A questo proposito vale la pena di compiere una breve digressione, per ricordare che una opzione sempre più convinta in tale direzione si era andata chiaramente manifestando nel centrosinistra a partire dal 1998 con il primo Governo D’Alema  (ricordate lo scontro tra D’Alema e Cofferati al Congresso di Torino?). A quell’epoca la concertazione e la politica dei redditi, raggiunto l’obiettivo dell’aggancio alla moneta unica, stavano già mostrando la corda e soltanto l’impossibilità del centrosinistra di procedere in aperto contrasto con una parte politicamente consistente e organizzata della propria base elettorale ha impedito la manomissione dello Statuto dei lavoratori. In quest’ottica, i commenti espressi da noti esponenti della Quercia e della Margherita all’indomani dell’accordo e le iniziative assunte nei giorni seguenti non sono soltanto l’espressione del politicismo che li affligge bensì la manifestazione di una difficoltà vera nel distinguere tra i contenuti, in larga misura condivisi, e le forme, l’accordo separato,  rispetto alle quali si dissente. D’altro canto e con questo chiudiamo l’inciso, il famoso Libro bianco, testo che ha ispirato l’accordo, è stato redatto da tecnici ed intellettuali non certo di destra ( Biagi era di area DS, Dell’Arringa è vicino ai popolari, Sestito è stato consulente di D’Alema, Forlani è un ex Cgil, Sacconi proviene dal vecchio PSI, Treu, che pur non partecipando alla sua redazione ne è senzz’altro uno degli ispiratori, appartiene alla Margherita).

  L’eliminazione dell’art. 18 è il presupposto per il ridimensionamento del sindacato nei luoghi di lavoro e la sua trasformazione da soggetto contrattuale in struttura para-pubblica di erogazione di servizi per il mercato del lavoro. Uno degli obiettivi più lucidamente individuati nel Libro Bianco e sui quali si è registrata  una ampia convergenza, tra la destra,  Cisl, Uil e la Margherita, è il superamento del modello di relazioni tra le parti sociali fondato sul contratto collettivo nazionale.
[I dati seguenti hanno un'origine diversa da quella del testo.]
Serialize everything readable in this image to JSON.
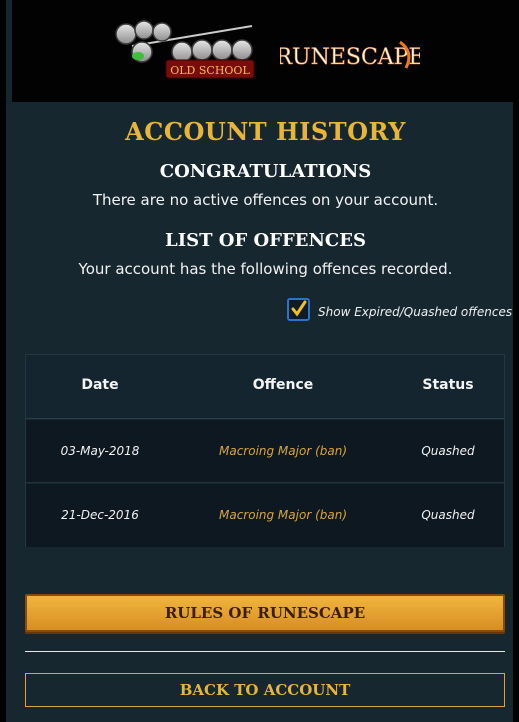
{
  "logos": {
    "osrs_text_1": "RuneScape",
    "osrs_text_2": "OLD SCHOOL",
    "rs_text": "RUNESCAPE"
  },
  "page": {
    "title": "ACCOUNT HISTORY",
    "congrats_heading": "CONGRATULATIONS",
    "congrats_text": "There are no active offences on your account.",
    "list_heading": "LIST OF OFFENCES",
    "list_text": "Your account has the following offences recorded."
  },
  "filter": {
    "label": "Show Expired/Quashed offences",
    "checked": true
  },
  "table": {
    "headers": [
      "Date",
      "Offence",
      "Status"
    ],
    "rows": [
      {
        "date": "03-May-2018",
        "offence": "Macroing Major (ban)",
        "status": "Quashed"
      },
      {
        "date": "21-Dec-2016",
        "offence": "Macroing Major (ban)",
        "status": "Quashed"
      }
    ]
  },
  "buttons": {
    "rules": "RULES OF RUNESCAPE",
    "back": "BACK TO ACCOUNT"
  },
  "colors": {
    "accent_gold": "#e8b534",
    "offence_text": "#d9a63a",
    "background": "#172730"
  }
}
A giudizio di questo ampio campo di forze è arrivato il tempo di procedere allo smantellamento di quell’insieme di diritti e di garanzie, definite attraverso le leggi e confermate o ampliate nei contratti collettivi, a tutela dei lavoratori.

Il carattere mistificatorio di tali assunzioni deriva dal porre su di un piano di assoluta parità datore di lavoro e lavoratore, assumendo che si tratti di due soggetti i quali, liberi da ogni condizionamento e mossi dal proprio esclusivo interesse alla massimizzazione dei personali benefici,  stipulano un contratto di lavoro alla stessa stregua di un normale contratto di compra-vendita.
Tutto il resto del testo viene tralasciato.